A new event begun in 2018, the 70th anniversary year for the university and the 50th for the PSCCA, was the Research Theatre Series, which featured productions by four performing groups under the title Ancestry. The shows highlighted research being carried out by the participating groups around issues of blackness and identity.

The series will continue in 2020 with a new twist. “It has always been a concern of mine that so much valuable research takes place at The UWI and not much of it gets out into the society,” Holgate told me. He’s doing something about it.

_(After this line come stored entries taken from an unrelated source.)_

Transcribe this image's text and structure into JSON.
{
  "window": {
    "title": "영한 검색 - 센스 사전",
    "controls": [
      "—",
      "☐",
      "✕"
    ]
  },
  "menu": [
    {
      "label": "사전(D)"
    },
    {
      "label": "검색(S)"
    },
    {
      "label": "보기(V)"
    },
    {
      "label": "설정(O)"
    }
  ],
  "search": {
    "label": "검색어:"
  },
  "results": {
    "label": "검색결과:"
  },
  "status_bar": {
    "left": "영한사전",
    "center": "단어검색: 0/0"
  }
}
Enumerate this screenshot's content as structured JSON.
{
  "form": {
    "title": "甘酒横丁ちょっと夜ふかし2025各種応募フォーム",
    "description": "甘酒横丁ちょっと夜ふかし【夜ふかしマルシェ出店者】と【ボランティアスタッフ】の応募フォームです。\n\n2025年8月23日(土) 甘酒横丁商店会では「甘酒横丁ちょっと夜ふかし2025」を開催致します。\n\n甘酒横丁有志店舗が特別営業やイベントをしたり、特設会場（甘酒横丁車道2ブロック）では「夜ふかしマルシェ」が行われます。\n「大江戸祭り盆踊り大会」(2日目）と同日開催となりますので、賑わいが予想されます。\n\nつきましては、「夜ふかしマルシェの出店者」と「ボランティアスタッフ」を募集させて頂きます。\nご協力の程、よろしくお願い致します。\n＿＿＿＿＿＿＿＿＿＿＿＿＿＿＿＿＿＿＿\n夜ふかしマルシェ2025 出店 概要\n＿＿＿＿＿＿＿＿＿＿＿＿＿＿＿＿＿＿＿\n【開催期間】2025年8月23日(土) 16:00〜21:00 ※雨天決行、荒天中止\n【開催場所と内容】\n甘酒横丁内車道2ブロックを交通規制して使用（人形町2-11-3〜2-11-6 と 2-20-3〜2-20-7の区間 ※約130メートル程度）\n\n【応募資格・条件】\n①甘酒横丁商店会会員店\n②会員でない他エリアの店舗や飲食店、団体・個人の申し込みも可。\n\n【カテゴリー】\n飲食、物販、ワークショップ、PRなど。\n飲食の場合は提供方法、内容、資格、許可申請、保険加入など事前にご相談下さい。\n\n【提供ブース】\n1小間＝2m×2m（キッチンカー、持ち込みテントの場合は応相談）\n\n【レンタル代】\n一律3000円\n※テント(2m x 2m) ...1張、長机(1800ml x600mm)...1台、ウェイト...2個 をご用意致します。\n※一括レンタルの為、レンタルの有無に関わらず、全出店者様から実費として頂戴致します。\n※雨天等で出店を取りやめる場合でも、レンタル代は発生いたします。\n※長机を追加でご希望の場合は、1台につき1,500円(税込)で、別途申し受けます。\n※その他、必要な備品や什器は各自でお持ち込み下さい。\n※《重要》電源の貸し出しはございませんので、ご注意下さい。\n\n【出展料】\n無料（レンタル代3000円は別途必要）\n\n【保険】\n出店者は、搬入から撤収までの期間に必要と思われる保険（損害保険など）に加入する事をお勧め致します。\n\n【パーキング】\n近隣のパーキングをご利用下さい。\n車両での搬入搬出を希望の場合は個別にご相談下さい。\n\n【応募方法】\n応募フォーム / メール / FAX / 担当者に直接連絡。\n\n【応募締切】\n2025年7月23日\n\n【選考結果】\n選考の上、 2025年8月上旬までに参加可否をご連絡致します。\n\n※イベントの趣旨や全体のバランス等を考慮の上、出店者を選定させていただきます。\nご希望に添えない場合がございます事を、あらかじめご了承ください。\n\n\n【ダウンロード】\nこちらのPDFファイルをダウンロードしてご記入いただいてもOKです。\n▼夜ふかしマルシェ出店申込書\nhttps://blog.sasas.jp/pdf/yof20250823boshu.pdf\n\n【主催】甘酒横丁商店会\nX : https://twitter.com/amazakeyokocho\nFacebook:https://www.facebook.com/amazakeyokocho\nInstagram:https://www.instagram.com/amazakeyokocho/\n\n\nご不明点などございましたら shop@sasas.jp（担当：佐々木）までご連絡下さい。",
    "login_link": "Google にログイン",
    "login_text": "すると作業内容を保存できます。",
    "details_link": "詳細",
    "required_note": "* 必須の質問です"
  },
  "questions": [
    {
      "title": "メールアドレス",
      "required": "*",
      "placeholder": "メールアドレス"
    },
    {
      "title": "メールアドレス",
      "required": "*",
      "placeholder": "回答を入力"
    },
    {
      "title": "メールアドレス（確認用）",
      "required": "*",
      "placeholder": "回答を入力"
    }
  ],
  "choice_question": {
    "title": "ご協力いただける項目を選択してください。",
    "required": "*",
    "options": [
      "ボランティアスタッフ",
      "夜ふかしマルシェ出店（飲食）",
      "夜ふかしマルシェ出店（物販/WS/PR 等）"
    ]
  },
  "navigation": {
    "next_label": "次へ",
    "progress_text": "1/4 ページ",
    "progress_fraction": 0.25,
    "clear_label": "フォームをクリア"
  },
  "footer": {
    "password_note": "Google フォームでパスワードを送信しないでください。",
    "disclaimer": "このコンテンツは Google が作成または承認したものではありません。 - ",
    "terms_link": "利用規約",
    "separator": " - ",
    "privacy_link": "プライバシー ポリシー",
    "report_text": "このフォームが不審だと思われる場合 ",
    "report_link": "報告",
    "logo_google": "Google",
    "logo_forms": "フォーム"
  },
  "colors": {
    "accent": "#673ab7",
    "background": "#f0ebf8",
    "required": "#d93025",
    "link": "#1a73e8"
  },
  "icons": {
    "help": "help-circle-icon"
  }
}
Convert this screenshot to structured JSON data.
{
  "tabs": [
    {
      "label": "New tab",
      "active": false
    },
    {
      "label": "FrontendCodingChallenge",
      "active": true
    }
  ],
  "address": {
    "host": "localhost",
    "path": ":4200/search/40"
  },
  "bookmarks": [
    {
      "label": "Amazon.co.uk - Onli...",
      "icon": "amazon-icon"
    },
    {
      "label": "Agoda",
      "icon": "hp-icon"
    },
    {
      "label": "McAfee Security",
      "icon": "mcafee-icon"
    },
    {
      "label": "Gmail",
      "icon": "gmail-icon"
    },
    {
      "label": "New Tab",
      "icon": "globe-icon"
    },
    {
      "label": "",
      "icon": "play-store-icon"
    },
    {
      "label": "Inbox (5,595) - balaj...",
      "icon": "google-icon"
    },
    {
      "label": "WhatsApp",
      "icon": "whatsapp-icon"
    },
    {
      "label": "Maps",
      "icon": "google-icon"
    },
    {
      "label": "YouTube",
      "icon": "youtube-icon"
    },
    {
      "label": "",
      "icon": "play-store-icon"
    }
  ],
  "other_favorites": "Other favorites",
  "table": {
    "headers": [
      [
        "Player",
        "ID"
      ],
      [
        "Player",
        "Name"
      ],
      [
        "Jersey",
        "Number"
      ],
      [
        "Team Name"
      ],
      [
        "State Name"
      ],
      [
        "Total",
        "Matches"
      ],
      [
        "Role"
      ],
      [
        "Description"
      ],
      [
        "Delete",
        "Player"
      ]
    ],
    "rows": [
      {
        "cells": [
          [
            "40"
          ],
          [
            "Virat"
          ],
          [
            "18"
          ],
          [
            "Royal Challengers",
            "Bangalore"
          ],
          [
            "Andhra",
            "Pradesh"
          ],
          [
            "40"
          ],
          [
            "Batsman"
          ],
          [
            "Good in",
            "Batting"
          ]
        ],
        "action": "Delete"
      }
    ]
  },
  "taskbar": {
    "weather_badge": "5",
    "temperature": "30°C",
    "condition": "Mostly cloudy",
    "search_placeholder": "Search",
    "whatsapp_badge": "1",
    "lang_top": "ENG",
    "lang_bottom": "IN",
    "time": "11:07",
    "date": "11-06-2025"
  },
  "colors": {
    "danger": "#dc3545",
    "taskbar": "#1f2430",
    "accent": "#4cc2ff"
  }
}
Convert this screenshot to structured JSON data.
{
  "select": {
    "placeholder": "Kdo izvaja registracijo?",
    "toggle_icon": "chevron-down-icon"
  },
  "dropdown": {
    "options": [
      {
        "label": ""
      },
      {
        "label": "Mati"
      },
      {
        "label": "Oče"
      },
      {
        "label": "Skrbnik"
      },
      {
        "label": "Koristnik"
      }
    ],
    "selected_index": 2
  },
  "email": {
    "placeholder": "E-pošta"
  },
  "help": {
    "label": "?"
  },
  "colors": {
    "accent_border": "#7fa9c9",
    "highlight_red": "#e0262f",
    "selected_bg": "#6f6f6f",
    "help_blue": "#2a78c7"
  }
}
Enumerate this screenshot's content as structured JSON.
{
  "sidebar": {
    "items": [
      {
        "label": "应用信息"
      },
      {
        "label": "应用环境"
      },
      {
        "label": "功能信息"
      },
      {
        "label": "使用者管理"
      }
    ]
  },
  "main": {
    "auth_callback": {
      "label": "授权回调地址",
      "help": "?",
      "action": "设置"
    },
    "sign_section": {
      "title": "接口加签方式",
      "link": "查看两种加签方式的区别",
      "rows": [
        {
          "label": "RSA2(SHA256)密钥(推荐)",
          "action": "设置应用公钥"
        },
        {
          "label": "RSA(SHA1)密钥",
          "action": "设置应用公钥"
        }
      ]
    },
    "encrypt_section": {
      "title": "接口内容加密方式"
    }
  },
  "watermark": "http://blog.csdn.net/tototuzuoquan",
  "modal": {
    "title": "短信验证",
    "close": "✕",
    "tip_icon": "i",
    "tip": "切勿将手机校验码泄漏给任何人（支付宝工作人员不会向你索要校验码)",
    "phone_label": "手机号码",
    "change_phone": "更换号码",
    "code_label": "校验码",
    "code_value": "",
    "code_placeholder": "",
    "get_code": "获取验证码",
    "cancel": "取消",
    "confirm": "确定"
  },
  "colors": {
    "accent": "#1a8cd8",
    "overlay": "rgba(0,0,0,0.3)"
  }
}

“I’ll be creating productions in different formats – one-woman or two-person shows et cetera – around university lecturers/researchers, doing whatever needs to be done to communicate the research material. Even our university students often don’t have access to it, and I’ve made it a personal goal to get the stuff out there in a way that’s interesting and accessible to the ordinary person.”

FUTURE PLANS

Holgate will direct the productions, which he sees involving singers, dancers and actors in a live theatre experience with original music. He has gotten affirmative responses for the project from various researchers, including Drs Rupert Lewis, Maureen Warner-Lewis, Clinton Hutton and Karen Carpenter, and is now busy designing the appropriate formats to reflect the varied material coming from the researchers.

Looking further into the future, Holgate said, “Over the next few years, I am looking forward to a refinement of the centre’s mandate and communication of that mandate. I am hoping this will help all our partners and stakeholders to feel more invested and better identify ways they can both support the centre and partake in the activities.

“We will continue to strengthen and develop the centre along four main tracks: production, training, research and publication, and service.”

Productions involve theatre, dance and music concerts and festivals such as Tallawah, Jamaica Dance Umbrella and Kuumba Marketplace.

Training takes place in technical theatre, dance, drama, music, visual arts (with the camera club), and arts management through annual seasons;

Holgate said that the productions of the University Players are usually heavily researched, and plans are afoot to revive the Arts Review and the magazines. Service to The UWI and the community at large by the 10 PSCCA clubs and societies, as well as the activities of staff and students continues, Holgate said.

The PSCCA’s 10 creative arts clubs and societies use the facility for rehearsals, exhibitions, performances and meetings. Members come from all the university’s faculties and include both commuting and residential students.